Her partner, Władysław Godik (whom she married at unknown point in time), convinced her to sing in Yiddish and to join him in founding the famous Warsaw Yiddish nightclub (kleynkunstbine) Azazel in 1925, where she first used the pseudonym Ola Lilith and became the biggest star of the troupe. After the Azazel troupe fell apart in March 192, Godik, Lilith and some Azazel members toured throughout Poland and all of Europe, and later with Boris Thomashefsky and Ruth Rene in Czechoslovakia, Austria, France, Berlin, Holland and England.

She was brought to America by Joseph Rumshinsky and Menasha Skulnik; she performed in New York City in 1931 and played the title role in Rumshinsky's Second Avenue production "A Maiden from Warsaw", with leading man Willy Godick, and subsequently the musical comedy Pleasure. Mordechai Yardeini called her the "Yiddish Edith Piaf."

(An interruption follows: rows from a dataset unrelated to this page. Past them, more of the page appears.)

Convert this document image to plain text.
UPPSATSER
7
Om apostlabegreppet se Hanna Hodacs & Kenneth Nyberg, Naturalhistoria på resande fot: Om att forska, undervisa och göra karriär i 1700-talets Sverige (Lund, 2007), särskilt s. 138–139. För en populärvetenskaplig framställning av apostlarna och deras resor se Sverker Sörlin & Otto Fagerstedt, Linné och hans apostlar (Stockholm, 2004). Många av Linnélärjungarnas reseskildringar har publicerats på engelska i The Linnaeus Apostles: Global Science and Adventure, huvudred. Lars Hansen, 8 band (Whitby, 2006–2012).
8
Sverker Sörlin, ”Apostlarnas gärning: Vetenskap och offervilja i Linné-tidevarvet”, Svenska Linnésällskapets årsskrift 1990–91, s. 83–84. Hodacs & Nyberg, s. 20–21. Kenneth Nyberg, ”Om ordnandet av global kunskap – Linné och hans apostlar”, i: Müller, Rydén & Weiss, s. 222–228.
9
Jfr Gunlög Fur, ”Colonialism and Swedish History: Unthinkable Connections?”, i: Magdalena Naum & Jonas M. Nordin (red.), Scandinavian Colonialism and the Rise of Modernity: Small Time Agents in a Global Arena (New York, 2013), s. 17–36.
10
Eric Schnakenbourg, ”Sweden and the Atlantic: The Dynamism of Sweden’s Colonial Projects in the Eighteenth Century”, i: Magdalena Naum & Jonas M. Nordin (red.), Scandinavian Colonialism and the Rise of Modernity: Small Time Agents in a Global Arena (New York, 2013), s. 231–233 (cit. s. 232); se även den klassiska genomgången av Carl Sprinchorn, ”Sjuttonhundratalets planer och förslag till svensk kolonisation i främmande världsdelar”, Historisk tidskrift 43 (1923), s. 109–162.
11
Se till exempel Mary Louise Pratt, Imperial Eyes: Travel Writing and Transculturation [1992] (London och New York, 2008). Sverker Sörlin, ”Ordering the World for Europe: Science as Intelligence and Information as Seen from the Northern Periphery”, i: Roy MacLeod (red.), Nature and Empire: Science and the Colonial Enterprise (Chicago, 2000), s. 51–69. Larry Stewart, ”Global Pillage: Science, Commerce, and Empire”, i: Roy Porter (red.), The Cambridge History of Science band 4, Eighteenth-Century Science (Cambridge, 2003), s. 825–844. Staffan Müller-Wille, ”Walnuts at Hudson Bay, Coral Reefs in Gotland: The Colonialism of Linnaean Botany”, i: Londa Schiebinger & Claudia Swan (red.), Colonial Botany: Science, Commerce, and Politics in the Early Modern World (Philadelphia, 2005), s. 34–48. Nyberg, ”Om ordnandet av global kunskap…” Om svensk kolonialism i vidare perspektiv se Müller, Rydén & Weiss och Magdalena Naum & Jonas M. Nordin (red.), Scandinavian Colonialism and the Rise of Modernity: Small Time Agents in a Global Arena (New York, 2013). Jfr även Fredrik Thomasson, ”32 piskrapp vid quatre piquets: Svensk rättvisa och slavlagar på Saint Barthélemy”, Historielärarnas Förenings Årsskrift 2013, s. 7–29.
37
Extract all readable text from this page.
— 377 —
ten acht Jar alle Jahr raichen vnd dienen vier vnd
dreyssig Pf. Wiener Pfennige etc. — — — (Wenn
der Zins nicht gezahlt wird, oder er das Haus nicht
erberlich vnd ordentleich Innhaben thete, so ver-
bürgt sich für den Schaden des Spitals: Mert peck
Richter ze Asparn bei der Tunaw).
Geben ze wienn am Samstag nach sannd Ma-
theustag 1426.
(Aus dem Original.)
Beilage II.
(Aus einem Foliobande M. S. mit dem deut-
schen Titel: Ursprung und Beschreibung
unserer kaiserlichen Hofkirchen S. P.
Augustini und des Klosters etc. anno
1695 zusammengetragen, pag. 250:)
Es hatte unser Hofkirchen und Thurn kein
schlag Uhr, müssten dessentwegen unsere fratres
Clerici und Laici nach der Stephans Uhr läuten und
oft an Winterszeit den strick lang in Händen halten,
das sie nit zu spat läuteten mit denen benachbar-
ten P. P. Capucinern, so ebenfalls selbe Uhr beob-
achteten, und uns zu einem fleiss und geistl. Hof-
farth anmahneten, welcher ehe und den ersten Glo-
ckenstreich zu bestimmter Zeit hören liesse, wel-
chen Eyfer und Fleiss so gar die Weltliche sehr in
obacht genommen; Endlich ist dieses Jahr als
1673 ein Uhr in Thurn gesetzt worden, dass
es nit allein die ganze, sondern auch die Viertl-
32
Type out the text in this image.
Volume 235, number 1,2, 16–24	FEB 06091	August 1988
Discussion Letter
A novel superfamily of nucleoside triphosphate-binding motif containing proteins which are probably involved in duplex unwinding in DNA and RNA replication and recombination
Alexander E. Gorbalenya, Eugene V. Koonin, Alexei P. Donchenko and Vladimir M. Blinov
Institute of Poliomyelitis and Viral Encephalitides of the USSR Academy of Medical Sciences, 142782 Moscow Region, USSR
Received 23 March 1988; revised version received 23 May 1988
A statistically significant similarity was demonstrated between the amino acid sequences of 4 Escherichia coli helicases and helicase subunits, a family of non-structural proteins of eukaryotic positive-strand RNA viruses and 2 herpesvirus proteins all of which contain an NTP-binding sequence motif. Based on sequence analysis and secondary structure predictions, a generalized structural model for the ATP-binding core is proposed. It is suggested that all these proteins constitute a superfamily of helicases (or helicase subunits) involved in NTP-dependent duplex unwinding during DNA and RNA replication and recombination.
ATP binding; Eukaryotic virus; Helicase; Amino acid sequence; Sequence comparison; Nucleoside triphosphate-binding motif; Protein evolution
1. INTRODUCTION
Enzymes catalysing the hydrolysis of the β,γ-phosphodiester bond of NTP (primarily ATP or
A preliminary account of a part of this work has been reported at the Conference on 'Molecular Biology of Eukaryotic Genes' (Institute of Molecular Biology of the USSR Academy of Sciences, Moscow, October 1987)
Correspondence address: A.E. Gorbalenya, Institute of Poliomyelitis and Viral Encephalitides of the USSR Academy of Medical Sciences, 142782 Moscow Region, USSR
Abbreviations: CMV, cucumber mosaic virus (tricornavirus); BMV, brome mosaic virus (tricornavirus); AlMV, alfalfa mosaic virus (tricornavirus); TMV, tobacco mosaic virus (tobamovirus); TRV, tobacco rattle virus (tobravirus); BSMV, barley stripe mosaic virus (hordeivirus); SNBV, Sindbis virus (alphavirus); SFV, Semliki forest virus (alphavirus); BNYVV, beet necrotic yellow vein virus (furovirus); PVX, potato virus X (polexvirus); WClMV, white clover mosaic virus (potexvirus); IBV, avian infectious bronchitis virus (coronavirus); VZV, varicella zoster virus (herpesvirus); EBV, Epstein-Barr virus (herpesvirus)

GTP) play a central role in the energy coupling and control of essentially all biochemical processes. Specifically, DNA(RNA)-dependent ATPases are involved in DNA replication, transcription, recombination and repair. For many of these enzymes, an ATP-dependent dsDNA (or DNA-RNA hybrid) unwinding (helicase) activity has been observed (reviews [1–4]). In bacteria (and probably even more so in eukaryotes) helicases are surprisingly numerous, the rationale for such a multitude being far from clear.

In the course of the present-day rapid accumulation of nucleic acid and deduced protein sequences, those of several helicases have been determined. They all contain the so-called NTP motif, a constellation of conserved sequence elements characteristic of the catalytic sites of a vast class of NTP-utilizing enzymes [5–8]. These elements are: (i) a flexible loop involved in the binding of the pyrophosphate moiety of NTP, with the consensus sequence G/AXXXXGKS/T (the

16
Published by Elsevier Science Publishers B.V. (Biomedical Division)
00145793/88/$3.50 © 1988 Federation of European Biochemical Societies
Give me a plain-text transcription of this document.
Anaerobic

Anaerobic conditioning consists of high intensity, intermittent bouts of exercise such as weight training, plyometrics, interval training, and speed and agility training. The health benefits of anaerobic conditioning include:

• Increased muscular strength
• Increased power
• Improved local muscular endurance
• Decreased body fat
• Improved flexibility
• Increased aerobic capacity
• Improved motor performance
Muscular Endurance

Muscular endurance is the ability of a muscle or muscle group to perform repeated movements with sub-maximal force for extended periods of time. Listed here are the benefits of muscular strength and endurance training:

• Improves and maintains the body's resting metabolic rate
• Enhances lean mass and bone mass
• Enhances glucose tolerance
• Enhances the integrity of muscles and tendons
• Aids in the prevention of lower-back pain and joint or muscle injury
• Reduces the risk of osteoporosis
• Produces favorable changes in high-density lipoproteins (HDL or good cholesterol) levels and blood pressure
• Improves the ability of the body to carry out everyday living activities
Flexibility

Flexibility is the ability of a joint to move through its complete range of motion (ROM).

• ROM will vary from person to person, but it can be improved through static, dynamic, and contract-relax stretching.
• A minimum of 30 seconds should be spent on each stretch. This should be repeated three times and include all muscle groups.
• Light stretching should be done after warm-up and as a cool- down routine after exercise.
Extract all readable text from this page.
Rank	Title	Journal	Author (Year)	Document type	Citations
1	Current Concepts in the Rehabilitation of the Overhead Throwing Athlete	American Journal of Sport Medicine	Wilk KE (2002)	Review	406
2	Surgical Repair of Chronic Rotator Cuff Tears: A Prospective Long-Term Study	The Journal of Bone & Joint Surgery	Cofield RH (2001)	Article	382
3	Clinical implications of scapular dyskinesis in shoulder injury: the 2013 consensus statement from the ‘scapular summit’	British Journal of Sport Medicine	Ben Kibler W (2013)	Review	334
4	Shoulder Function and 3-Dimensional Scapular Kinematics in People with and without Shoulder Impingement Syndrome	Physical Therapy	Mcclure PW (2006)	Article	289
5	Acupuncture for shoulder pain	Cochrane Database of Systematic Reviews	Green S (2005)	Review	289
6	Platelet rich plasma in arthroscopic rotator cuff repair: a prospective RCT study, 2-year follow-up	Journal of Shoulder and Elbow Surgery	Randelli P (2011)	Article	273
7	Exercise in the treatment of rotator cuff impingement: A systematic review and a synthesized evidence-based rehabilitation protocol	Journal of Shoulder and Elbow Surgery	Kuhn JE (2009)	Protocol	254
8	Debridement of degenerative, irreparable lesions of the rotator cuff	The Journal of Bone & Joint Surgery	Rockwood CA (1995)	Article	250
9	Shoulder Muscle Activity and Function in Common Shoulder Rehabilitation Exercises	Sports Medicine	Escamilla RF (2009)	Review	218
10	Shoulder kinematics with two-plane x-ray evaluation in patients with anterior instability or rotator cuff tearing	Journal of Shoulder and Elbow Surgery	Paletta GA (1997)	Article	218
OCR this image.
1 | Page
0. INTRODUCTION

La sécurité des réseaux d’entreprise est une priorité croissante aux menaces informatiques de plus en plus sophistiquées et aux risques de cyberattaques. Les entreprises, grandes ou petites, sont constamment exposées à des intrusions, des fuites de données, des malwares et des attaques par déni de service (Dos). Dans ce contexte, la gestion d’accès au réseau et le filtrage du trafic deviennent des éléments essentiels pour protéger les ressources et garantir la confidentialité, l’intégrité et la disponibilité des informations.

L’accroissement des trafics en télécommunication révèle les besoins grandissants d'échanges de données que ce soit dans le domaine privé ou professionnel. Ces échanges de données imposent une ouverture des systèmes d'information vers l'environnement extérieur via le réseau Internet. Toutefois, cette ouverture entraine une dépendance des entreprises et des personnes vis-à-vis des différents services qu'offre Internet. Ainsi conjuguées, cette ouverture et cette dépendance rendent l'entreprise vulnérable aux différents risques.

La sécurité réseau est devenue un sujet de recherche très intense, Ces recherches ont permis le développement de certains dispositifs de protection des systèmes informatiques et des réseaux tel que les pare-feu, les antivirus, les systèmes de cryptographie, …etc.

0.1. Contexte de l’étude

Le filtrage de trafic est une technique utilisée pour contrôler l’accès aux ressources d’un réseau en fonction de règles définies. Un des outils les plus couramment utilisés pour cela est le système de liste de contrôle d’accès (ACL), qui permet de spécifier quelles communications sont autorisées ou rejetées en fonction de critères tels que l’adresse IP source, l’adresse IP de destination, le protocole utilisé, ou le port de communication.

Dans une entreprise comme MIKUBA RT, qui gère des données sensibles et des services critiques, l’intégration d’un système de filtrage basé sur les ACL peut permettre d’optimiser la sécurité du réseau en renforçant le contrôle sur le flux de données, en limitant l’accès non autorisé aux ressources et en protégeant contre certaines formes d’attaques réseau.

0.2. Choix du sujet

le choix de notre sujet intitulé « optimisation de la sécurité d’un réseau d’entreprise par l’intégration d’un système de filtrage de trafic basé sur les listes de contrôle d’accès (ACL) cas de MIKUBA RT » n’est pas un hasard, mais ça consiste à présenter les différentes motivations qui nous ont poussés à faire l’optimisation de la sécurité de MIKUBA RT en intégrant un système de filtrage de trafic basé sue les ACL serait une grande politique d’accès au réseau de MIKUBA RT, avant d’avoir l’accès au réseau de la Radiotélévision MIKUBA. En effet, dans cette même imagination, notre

Lilith gave concerts in Yiddish, and then in English, in Vaudeville RKO. She returned to Europe in the years just prior to World War II. It has mistakenly been reported that she died in a Nazi concentration camp. Instead, after her divorce she emigrated to the United States, becoming a U.S. citizen in 1935. She refused to join the Yiddish Theater Union, calling their audition process "The Inquisition". She sang and performed on WEVD radio programs in New York. Her last acting role was in Ven di zun geyt oyf (Sunrise, When the Sun Rises) with Ludwig Satz and Edmund Zayenda in 1941. She subsequently joined the American army and remarried a non-Jewish contractor named Leland Benton; they settled in Miami Springs, Florida. She died nearby in 1980, in Hialeah.